Was war geschehen? Im 13. Jahrhundert wenden sich die Khmer dem Theravada-Buddhismus zu. Diese religiöse Neuorientierung der Könige und des Volkes verändert die geistige Grundhaltung fundamental. Der Theravada-Buddhismus lehrt "Selbst-Erleuchtung" und die Abkehr von weltlichen Dingen.

Auch wird in der neuen Religionslehre die Funktion eines "Gott-Königs" in Frage gestellt. Die nachlassende Verehrung für den Monarchen geht einher mit dem Unwillen, ihm weiterhin Frondienste zu leisten, insbesondere das Wassersystem zu unterhalten.
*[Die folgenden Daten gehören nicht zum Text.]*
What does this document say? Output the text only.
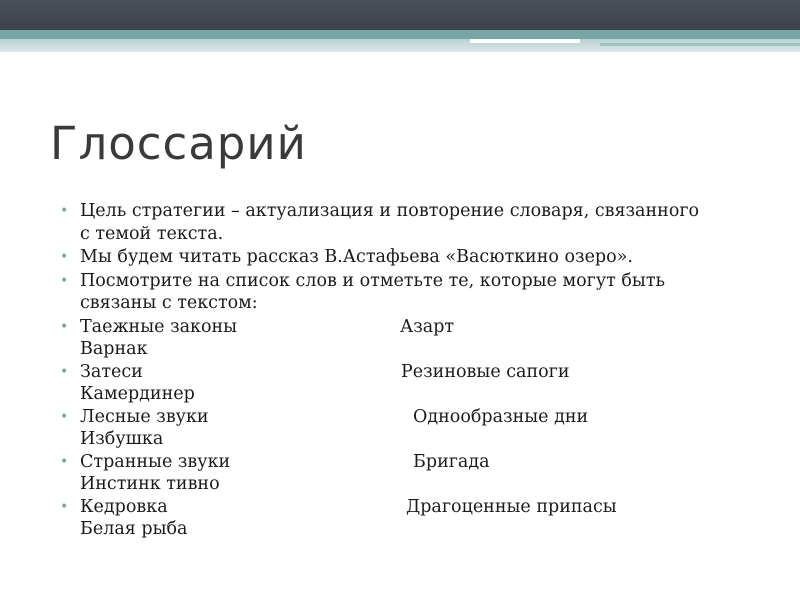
Глоссарий
• Цель стратегии – актуализация и повторение словаря, связанного с темой текста.
• Мы будем читать рассказ В.Астафьева «Васюткино озеро».
• Посмотрите на список слов и отметьте те, которые могут быть связаны с текстом:
• Таежные законы	Азарт
Варнак
• Затеси	Резиновые сапоги
Камердинер
• Лесные звуки	Однообразные дни
Избушка
• Странные звуки	Бригада
Инстинк тивно
• Кедровка	Драгоценные припасы
Белая рыба
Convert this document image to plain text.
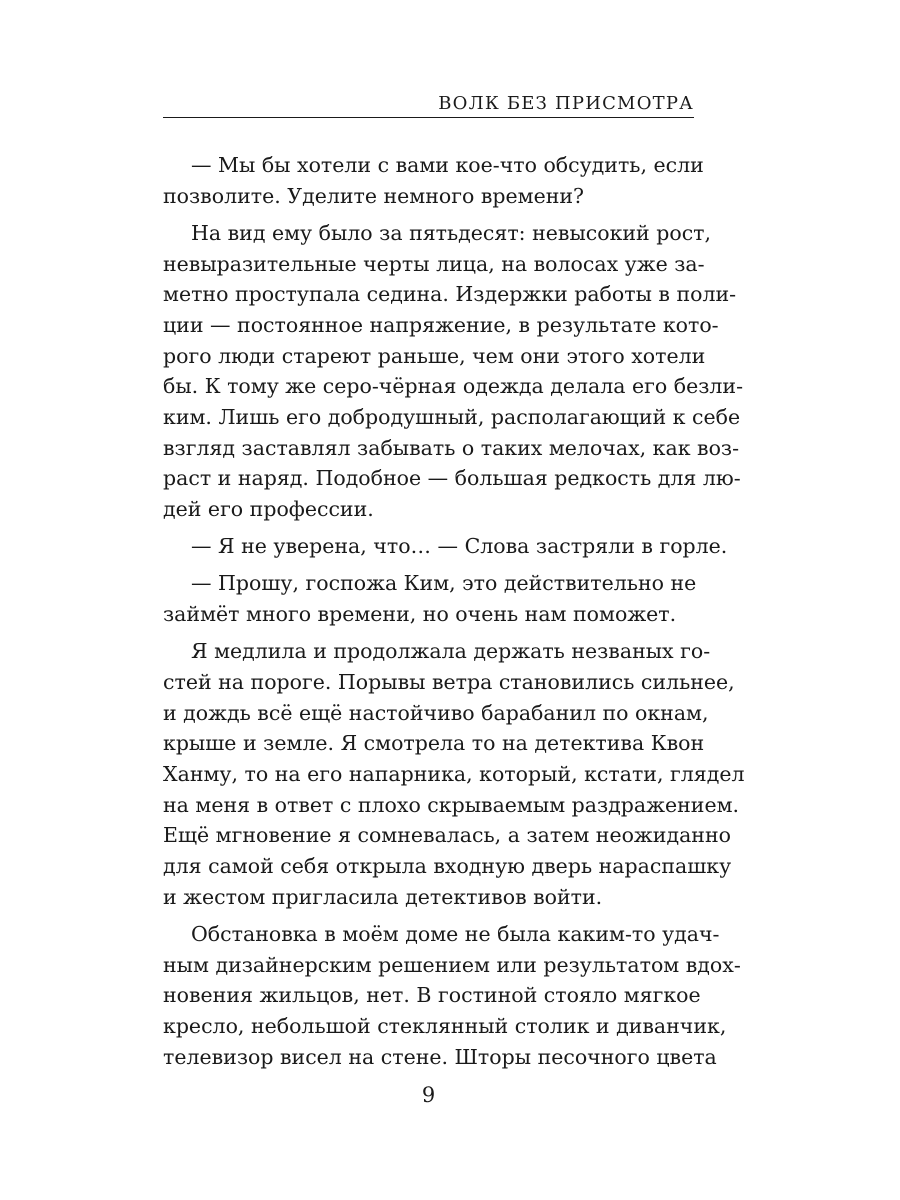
ВОЛК БЕЗ ПРИСМОТРА
— Мы бы хотели с вами кое-что обсудить, если
позволите. Уделите немного времени?
На вид ему было за пятьдесят: невысокий рост,
невыразительные черты лица, на волосах уже за-
метно проступала седина. Издержки работы в поли-
ции — постоянное напряжение, в результате кото-
рого люди стареют раньше, чем они этого хотели
бы. К тому же серо-чёрная одежда делала его безли-
ким. Лишь его добродушный, располагающий к себе
взгляд заставлял забывать о таких мелочах, как воз-
раст и наряд. Подобное — большая редкость для лю-
дей его профессии.
— Я не уверена, что… — Слова застряли в горле.
— Прошу, госпожа Ким, это действительно не
займёт много времени, но очень нам поможет.
Я медлила и продолжала держать незваных го-
стей на пороге. Порывы ветра становились сильнее,
и дождь всё ещё настойчиво барабанил по окнам,
крыше и земле. Я смотрела то на детектива Квон
Ханму, то на его напарника, который, кстати, глядел
на меня в ответ с плохо скрываемым раздражением.
Ещё мгновение я сомневалась, а затем неожиданно
для самой себя открыла входную дверь нараспашку
и жестом пригласила детективов войти.
Обстановка в моём доме не была каким-то удач-
ным дизайнерским решением или результатом вдох-
новения жильцов, нет. В гостиной стояло мягкое
кресло, небольшой стеклянный столик и диванчик,
телевизор висел на стене. Шторы песочного цвета
9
Die Folge: Die Kanäle versanden, die Felder verdorren. Und nun wittern die Thais ihre Chance. Seit fast 150 Jahren auf ständigem Vormarsch, entreißen sie den Khmer Stück für Stück ihr Land. Der Staat wird arm und zerfällt.

Was bleibt, ist das Vermächtnis der Khmer-Zivilisation an die Welt: die herausragende Architektur und die exzellenten Bildhauerarbeiten. Doch der natürliche Zerfall macht auch vor überragenden Kulturzeugnissen nicht Halt. Wenn man etwas lernt an diesem Ort, dann ist es Demut – vor der Größe menschlichen Schaffens, aber auch vor seiner Vergänglichkeit.